Biricik hedef küresel büyüme yolunda İsrail-Filistin arasında barış,Suriye iç savaşının önlenmesi ve yeni Suriye’nin kurulmasından -giderek,diğer sorunların çözülmesi için yeni bir stratejik müttefiklik gelişiyor.

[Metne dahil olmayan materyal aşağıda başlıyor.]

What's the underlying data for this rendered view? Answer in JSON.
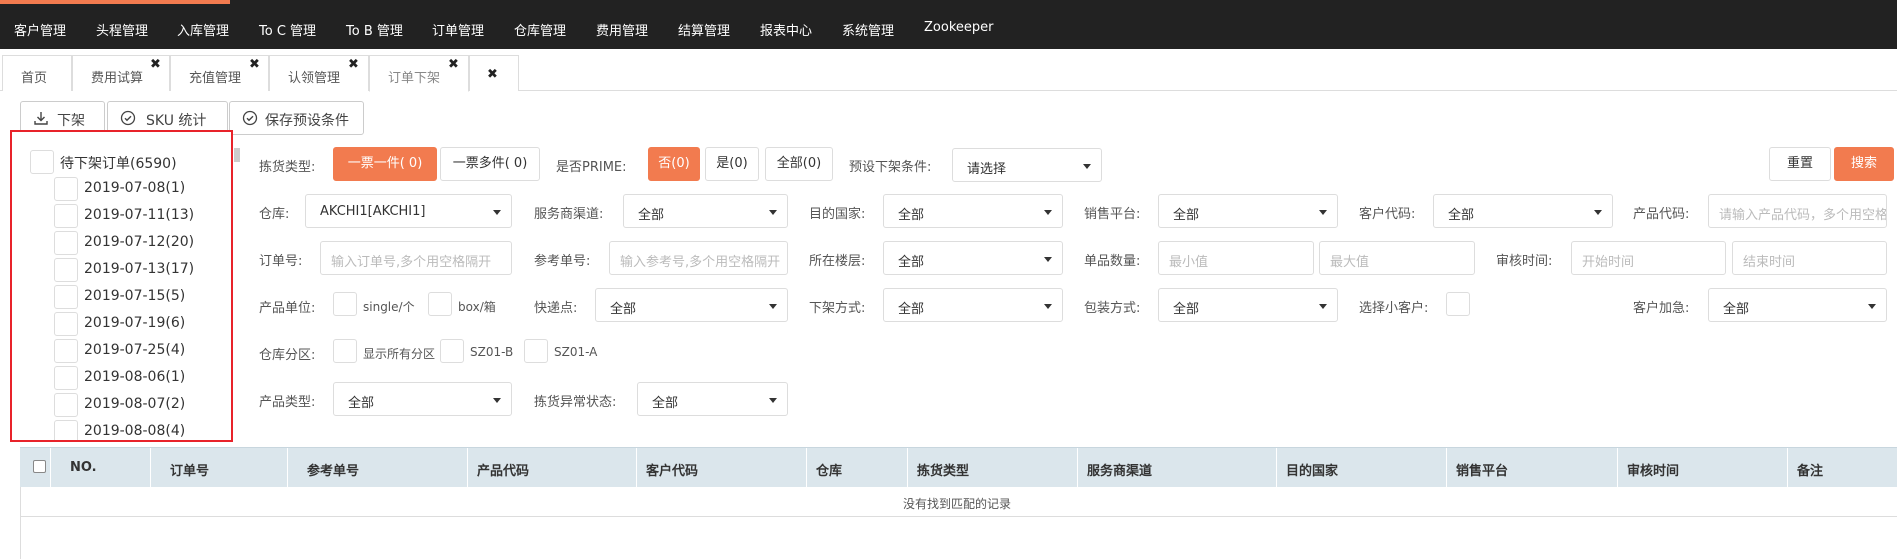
{
  "nav": {
    "items": [
      "客户管理",
      "头程管理",
      "入库管理",
      "To C 管理",
      "To B 管理",
      "订单管理",
      "仓库管理",
      "费用管理",
      "结算管理",
      "报表中心",
      "系统管理",
      "Zookeeper"
    ]
  },
  "tabs": [
    {
      "label": "首页",
      "closable": false
    },
    {
      "label": "费用试算",
      "closable": true
    },
    {
      "label": "充值管理",
      "closable": true
    },
    {
      "label": "认领管理",
      "closable": true
    },
    {
      "label": "订单下架",
      "closable": true,
      "active": true
    },
    {
      "label": "",
      "closable": true
    }
  ],
  "tab_close_glyph": "✖",
  "actions": {
    "offshelf": "下架",
    "sku_stat": "SKU 统计",
    "save_preset": "保存预设条件"
  },
  "tree": {
    "root": "待下架订单(6590)",
    "children": [
      "2019-07-08(1)",
      "2019-07-11(13)",
      "2019-07-12(20)",
      "2019-07-13(17)",
      "2019-07-15(5)",
      "2019-07-19(6)",
      "2019-07-25(4)",
      "2019-08-06(1)",
      "2019-08-07(2)",
      "2019-08-08(4)"
    ]
  },
  "filters": {
    "pick_type_label": "拣货类型:",
    "pick_single": "一票一件( 0)",
    "pick_multi": "一票多件( 0)",
    "prime_label": "是否PRIME:",
    "prime_no": "否(0)",
    "prime_yes": "是(0)",
    "prime_all": "全部(0)",
    "preset_label": "预设下架条件:",
    "preset_value": "请选择",
    "reset": "重置",
    "search": "搜索",
    "warehouse_label": "仓库:",
    "warehouse_value": "AKCHI1[AKCHI1]",
    "channel_label": "服务商渠道:",
    "channel_value": "全部",
    "country_label": "目的国家:",
    "country_value": "全部",
    "platform_label": "销售平台:",
    "platform_value": "全部",
    "customer_code_label": "客户代码:",
    "customer_code_value": "全部",
    "product_code_label": "产品代码:",
    "product_code_placeholder": "请输入产品代码，多个用空格隔开",
    "order_no_label": "订单号:",
    "order_no_placeholder": "输入订单号,多个用空格隔开",
    "ref_no_label": "参考单号:",
    "ref_no_placeholder": "输入参考号,多个用空格隔开",
    "floor_label": "所在楼层:",
    "floor_value": "全部",
    "qty_label": "单品数量:",
    "qty_min": "最小值",
    "qty_max": "最大值",
    "audit_label": "审核时间:",
    "audit_start": "开始时间",
    "audit_end": "结束时间",
    "unit_label": "产品单位:",
    "unit_single": "single/个",
    "unit_box": "box/箱",
    "express_label": "快递点:",
    "express_value": "全部",
    "method_label": "下架方式:",
    "method_value": "全部",
    "pack_label": "包装方式:",
    "pack_value": "全部",
    "small_customer_label": "选择小客户:",
    "urgent_label": "客户加急:",
    "urgent_value": "全部",
    "zone_label": "仓库分区:",
    "zone_all": "显示所有分区",
    "zone_b": "SZ01-B",
    "zone_a": "SZ01-A",
    "product_type_label": "产品类型:",
    "product_type_value": "全部",
    "exception_label": "拣货异常状态:",
    "exception_value": "全部"
  },
  "table": {
    "columns": [
      "NO.",
      "订单号",
      "参考单号",
      "产品代码",
      "客户代码",
      "仓库",
      "拣货类型",
      "服务商渠道",
      "目的国家",
      "销售平台",
      "审核时间",
      "备注"
    ],
    "empty_text": "没有找到匹配的记录"
  },
  "colors": {
    "accent": "#f27b4f",
    "nav_bg": "#222222",
    "table_header_bg": "#dbe6ec",
    "highlight_border": "#e8232a"
  }
}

Bu küresel barış, istikrar ve gelişmeye katkı sağlamak iddiasıdır,yeni bir uluslararası hukukun BM merkezinden küresel sistem ağlarına yansıtılmasıyla yeni bir statünün oluşturulacağı anlamına geliyor.
*
BM merkezinde yeni statünün oluşturulmasında -başta, tüm suçu Suriye yönetimine yükleyerek mütemadiyen Ortadoğu gerginliğini tırmandırma girişiminde olmak üzere uluslararası tehdit unsuru da olan ideolojik İslamcılık ile mücadelede;
Başbakan Erdoğan ve Fethullah Gülen’in İslam ülkelerinde tüm müslümanların haklarını savunan dini bir çekirdek olmak kaydıyla,
Bir İslamcı kadro hareketiyle Türk Milleti çerçevesinde devletin elit kadroları tüm yapılardan silen, hareketini kısıtlayan ekonomik dengeleri yeniden düzenleyen ve devleti Osmanlı’nın İslam toplumlarındaki siyasal kültürün kurumları ve kültürel kodlarının sözde çağdaşlaşmasına yönelik politikalarıyla kurumsallaştırdığı, İslamcı Cihad’ı besleyen yapının ve öğretisinin sonuna gelinmiştir -işte, yavaş yavaş küresel bir ibret oluşuyor ve yeni bir statüye bağlanılmak üzere lağvediliyor.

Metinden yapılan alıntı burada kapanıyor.